New research reveals how antibodies generated early in an immune response can influence which B cells continue to mature in germinal centres, the sites where high-affinity antibodies are refined (Figure 1).
Using an mRNA-based immunogen displaying three conserved HIV-1 envelope epitopes, researchers tracked B cells engineered to recognize specific targets with defined binding strengths. They found that B cells with higher-affinity receptors did not necessarily dominate the response for long. Instead, these high-affinity cells exited germinal centres more quickly than lower-affinity competitors.

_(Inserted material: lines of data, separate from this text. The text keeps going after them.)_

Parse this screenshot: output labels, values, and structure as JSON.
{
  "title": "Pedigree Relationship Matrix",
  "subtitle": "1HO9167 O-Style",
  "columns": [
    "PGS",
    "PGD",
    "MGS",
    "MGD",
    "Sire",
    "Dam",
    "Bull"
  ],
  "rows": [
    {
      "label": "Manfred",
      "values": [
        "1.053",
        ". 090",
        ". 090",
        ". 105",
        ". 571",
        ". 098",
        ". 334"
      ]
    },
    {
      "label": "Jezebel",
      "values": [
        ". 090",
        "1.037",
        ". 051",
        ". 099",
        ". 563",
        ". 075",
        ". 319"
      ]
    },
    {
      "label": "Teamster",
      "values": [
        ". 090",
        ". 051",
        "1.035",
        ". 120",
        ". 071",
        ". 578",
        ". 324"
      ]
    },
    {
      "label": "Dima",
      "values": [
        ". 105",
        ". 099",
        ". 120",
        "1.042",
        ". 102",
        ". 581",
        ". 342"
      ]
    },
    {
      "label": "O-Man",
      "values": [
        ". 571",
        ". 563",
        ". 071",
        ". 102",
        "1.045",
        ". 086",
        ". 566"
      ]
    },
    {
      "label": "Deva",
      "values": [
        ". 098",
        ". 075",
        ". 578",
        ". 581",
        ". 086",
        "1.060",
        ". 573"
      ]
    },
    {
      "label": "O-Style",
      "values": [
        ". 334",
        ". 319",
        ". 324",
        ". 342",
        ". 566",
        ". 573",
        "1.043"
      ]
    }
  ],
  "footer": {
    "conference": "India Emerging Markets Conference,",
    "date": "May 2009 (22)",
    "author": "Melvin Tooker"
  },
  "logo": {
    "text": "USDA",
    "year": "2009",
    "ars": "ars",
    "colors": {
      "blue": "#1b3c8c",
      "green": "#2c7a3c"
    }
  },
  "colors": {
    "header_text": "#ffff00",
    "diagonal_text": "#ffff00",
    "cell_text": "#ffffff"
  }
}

Importantly, competition occurred within individual epitopes. When multiple B cell clones targeted the same epitope, higher-affinity clones suppressed the expansion of lower-affinity counterparts. However, this dominance was tempered by a local feedback mechanism: antibodies produced by nearby plasma cells accumulated in lymph nodes and fed back into germinal centres. This local IgG limited further affinity escalation within a given epitope, effectively setting both lower and upper thresholds for selection.
The study suggests that early, locally produced antibodies regulate germinal centre dynamics by preventing runaway affinity maturation against a single epitope. This self-limiting mechanism may promote broader immune responses by redirecting B cell selection toward alternative epitopes, a process known as epitope spreading.
These findings provide new insight into how antibody feedback shapes vaccine responses and could inform the design of next-generation mRNA vaccines aimed at eliciting broad, durable immunity.
Journal article: Yan, Y., et al. 2026. Local antibody feedback enforces a checkpoint on affinity maturation in the germinal center and promotes epitope spreading. Immunity.